一方、一人賭博場へ向かった燕逍遥は、相手が飛駝の黒鷹だからという思い込みがあったんでしょうね、まともに罠の中に踏み込み、建物――と云っても、柱と屋根だけの東屋みたいなものですが――の中に一人取り残され、周囲を囲んだ射手から、一斉に火矢を射かけられます。
(で、彼を逃すまいと垂らした簾(すだれ)が、却って遮蔽物になって身を守ってるあたりが面白いというか、巧い演出だなと思うんですが)
矢を払いのけ、身を転じ、卓を蹴り飛ばして盾にし、外へ飛び出す燕逍遥。さらに、襲い掛かる多数の討手と、激しく切り結びます。
(ここも、最初は両手で柄を握ってたのが、途中から負傷している左の胸を庇う形で、右手だけで刀を振るっているところが、演出が細かい)
その燕逍遥に向け、塀に上った黒鷹が矢を射かけようとしますが――

黒羽の矢に射抜かれて倒れたのは、その黒鷹の方。
そうして、弓を片手に悠然と馬を進めて来る、まったく同じ身なりの人物に、燕逍遥を囲んでいた討手、一斉に逃げ散ります。

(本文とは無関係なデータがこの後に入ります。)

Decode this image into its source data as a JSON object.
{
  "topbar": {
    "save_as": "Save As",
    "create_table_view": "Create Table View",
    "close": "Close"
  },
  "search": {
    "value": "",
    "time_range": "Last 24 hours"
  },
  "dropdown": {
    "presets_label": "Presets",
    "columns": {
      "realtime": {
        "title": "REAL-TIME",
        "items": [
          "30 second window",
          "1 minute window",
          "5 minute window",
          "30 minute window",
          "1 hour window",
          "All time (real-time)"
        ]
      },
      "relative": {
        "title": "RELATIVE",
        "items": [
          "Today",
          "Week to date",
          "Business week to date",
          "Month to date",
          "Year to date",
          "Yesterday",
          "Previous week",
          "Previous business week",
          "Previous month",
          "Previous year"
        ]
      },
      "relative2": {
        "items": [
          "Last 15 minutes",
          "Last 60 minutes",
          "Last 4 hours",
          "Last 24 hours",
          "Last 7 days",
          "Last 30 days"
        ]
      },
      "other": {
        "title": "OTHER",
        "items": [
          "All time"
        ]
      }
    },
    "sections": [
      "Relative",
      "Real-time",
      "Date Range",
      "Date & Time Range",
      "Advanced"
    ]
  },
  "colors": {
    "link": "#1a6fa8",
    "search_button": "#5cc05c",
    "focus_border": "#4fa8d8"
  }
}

贋物に気付かぬとは、刺客の名が泣くぞ。言う人物は、偽の黒鷹より幾分年輩で、風格は数段上。
それに対し、俺から見たら、狗も狼もそう大差はないからなと答える燕逍遥。
「恩人に対する態度か?」
「よく言うぜ」
なんか、お互いに気に入ったみたいですな(^▽^;)
(私も、この黒鷹はかなり気に入りました)

違う状況で出会っていれば、友人になったかもしれない2人。
ですが、まずは、敵として出会ってしまった2人。
ましてや燕逍遥、俺が死んだら困るのはそちらだろうと、挑発するようなことを言うし(^_^;)

対して、自分は手負いのものとは戦わぬと、一応は寛大というか、なかなか恰好のいいところを見せた黒鷹。死にたくなければ、捕えた旗主たちを解放すれば許してやろう。死に急ぐなら、夜明けを合図に勝負だと、宣戦布告して去ってゆきます。
……結局は戦うのね。
15-1_20130822210055d56.jpg

そうして、黒鷹と別れ、客桟へ戻った燕逍遥を待っていたのは、拉依の妻たちに手当てを受けている瑪瑙。
「私は大丈夫よ。みんなもね」
笑って見せる瑪瑙ですが、顔なども、酷い痣になっていて、
「何があった!?」
思わず拉依に詰め寄る燕逍遥。

実は燕逍遥が出かけた後、客桟は黒装束に覆面の数名に男に襲われ、拉依とその家族を守るために剣を捨てた瑪瑙を、殴るだけ殴って引き上げた、ということでした。
「金創薬を!」
血で汚れた瑪瑙の衣服を入れた籠を探る燕逍遥。
これを塗ればすぐに治るからと、何やら子供のようなひたむきさで、少しでも瑪瑙の痛みを取ってやりたい、こんな目に遇わせたことを償いたい、何度断っても、払い除けても、薬を塗ろうとする燕逍遥に、ついに瑪瑙も隠し切れず、それが毒薬であると告げます。

「黙っていたのは、俺のためか。俺が復讐に行かないように」
復讐にはゆかない。怪我は眠れば治ると瑪瑙を抱きしめる燕逍遥。
虚空に向けられた瞳の色が、上下する胸が、なんとも言えない憤りとやるせなさを伝えてきます。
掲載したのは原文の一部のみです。